Trois trentenaires reprennent la société Semailles

’Catherine Andrianne (au centre) a choisi un trio constitué de Pierre-Alexandre Péters (à gauche), son épouse Aude Voortman et Antoine de Thibault (à dr.) pour reprendre la destinée de sa société Semailles

La société namuroise productrice d’anciennes variétés de semences bio change de propriétaire. Sa fondatrice cède Semailles à de jeunes entrepreneurs.

Installée à Faulx-les-Tombes, près de Namur, la société Semailles s'est spécialisée dans la production d’anciennes variétés de semences potagères. Créée en 2000 par Catherine Andrianne, elle vient de changer de propriétaires. À 61 ans, la fondatrice a estimé qu'il était temps de passer la main. Elle a porté son choix sur un trio de trentenaires à la main verte.

2
millions €
La société Semailles réalise un chiffre d’affaires approchant les 2 millions d’euros.

Semailles est née du constat, établi par Catherine Andrianne, que près de 90% du patrimoine légumier belge avait disparu. La société, qui emploie six personnes, peut s'appuyer aujourd'hui sur un catalogue de plus de 700 variétés de semences paysannes et bio. Elles sont mises à disposition du consommateur en Belgique et en France via un réseau de quelque 150 revendeurs et via son site web. De quoi permettre à Semailles de réaliser un chiffre d’affaires approchant les 2 millions d’euros.

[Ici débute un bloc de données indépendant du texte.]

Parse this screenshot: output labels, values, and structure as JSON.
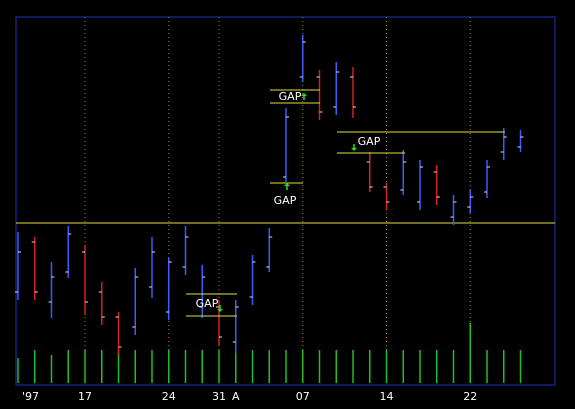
{
  "chart_data": {
    "type": "ohlc",
    "categories": [
      "'97",
      null,
      null,
      null,
      "17",
      null,
      null,
      null,
      null,
      "24",
      null,
      null,
      "31",
      "A",
      null,
      null,
      null,
      "07",
      null,
      null,
      null,
      null,
      "14",
      null,
      null,
      null,
      null,
      "22",
      null,
      null,
      null
    ],
    "open": [
      110,
      160,
      100,
      130,
      150,
      110,
      85,
      75,
      115,
      90,
      135,
      95,
      95,
      60,
      105,
      135,
      225,
      325,
      325,
      295,
      325,
      240,
      215,
      212,
      200,
      230,
      185,
      195,
      210,
      250,
      255
    ],
    "high": [
      170,
      165,
      140,
      176,
      157,
      120,
      90,
      134,
      165,
      144,
      176,
      137,
      102,
      102,
      147,
      174,
      294,
      367,
      332,
      340,
      335,
      250,
      219,
      252,
      242,
      237,
      207,
      212,
      242,
      274,
      272
    ],
    "low": [
      102,
      102,
      84,
      124,
      87,
      77,
      47,
      67,
      104,
      82,
      127,
      84,
      57,
      49,
      97,
      130,
      220,
      320,
      282,
      287,
      284,
      210,
      192,
      207,
      192,
      197,
      177,
      189,
      204,
      242,
      250
    ],
    "close": [
      150,
      110,
      125,
      168,
      100,
      85,
      55,
      125,
      150,
      140,
      165,
      125,
      65,
      95,
      140,
      165,
      285,
      360,
      290,
      330,
      295,
      215,
      200,
      240,
      235,
      205,
      200,
      205,
      235,
      265,
      265
    ],
    "volume": [
      25,
      33,
      28,
      33,
      33,
      33,
      33,
      33,
      33,
      33,
      33,
      33,
      33,
      33,
      33,
      33,
      33,
      33,
      33,
      33,
      33,
      33,
      33,
      33,
      33,
      33,
      33,
      60,
      33,
      33,
      33
    ],
    "up_color": "#3a5cff",
    "down_color": "#d42020",
    "volume_color": "#20c020",
    "ylim": [
      17,
      385
    ],
    "volume_lim": [
      0,
      100
    ],
    "reference_line": 179,
    "gaps": [
      {
        "label": "GAP",
        "direction": "up",
        "levels": [
          219
        ]
      },
      {
        "label": "GAP",
        "direction": "up",
        "levels": [
          312,
          299
        ]
      },
      {
        "label": "GAP",
        "direction": "down",
        "levels": [
          270,
          249
        ]
      },
      {
        "label": "GAP",
        "direction": "down",
        "levels": [
          108,
          86
        ]
      }
    ]
  }
}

Deux des trois repreneurs, choisis parmi plusieurs candidats, se sont déjà fait un nom dans le monde agricole. Pierre-Alexandre Péters et Antoine de Thibault font en effet partie du quatuor qui vient de reprendre le domaine viticole de Mellemont, à Thorembais-les-Béguines (Brabant wallon). Le troisième maillon, Aude Voortman, n'est autre que l'épouse du premier.

Un projet "porteur de sens"

"Le rachat de Semailles a les mêmes motivations que celui de Mellemont. Nous avions le désir d’un projet porteur de sens."
Pierre-Alexandre Péters
Nouveau propriétaire de Semailles

"Le rachat de Semailles a les mêmes motivations que celui de Mellemont. Après un parcours universitaire classique, nous avions tous trois le désir d’un projet porteur de sens. Semailles était une synthèse parfaite de ce que nous recherchions: la préservation du patrimoine légumier, la culture bio et la promotion de la culture potagère", explique Pierre-Alexandre Péters.

Sa société ayant changé de dimension, Catherine Andrianne a estimé qu’elle arrivait à la limite de ce qu’elle pouvait apporter. Mais elle ne quittera pas d'emblée le navire. "Elle continuera de gérer l’entreprise avec nous pendant un an, puis continuera à œuvrer à la préservation du patrimoine semencier, en collaboration avec le Centre technique horticole (CTH) de Gembloux", précise le nouveau responsable.

Les repreneurs ont bénéficié du soutien financier, sous forme de crédit, de la banque CBC et de Namur Invest. "Il y a encore beaucoup à faire pour continuer de faire valoir et reconnaître notre patrimoine semencier auprès des consommateurs et des législateurs", disent les repreneurs. Concrètement, il s'agira de gérer au mieux les réseaux de clients et de communiquer sur la poursuite de la mission de Semailles en promouvant les semences locales et bio, et en continuant à investir en Belgique, notamment en Flandre.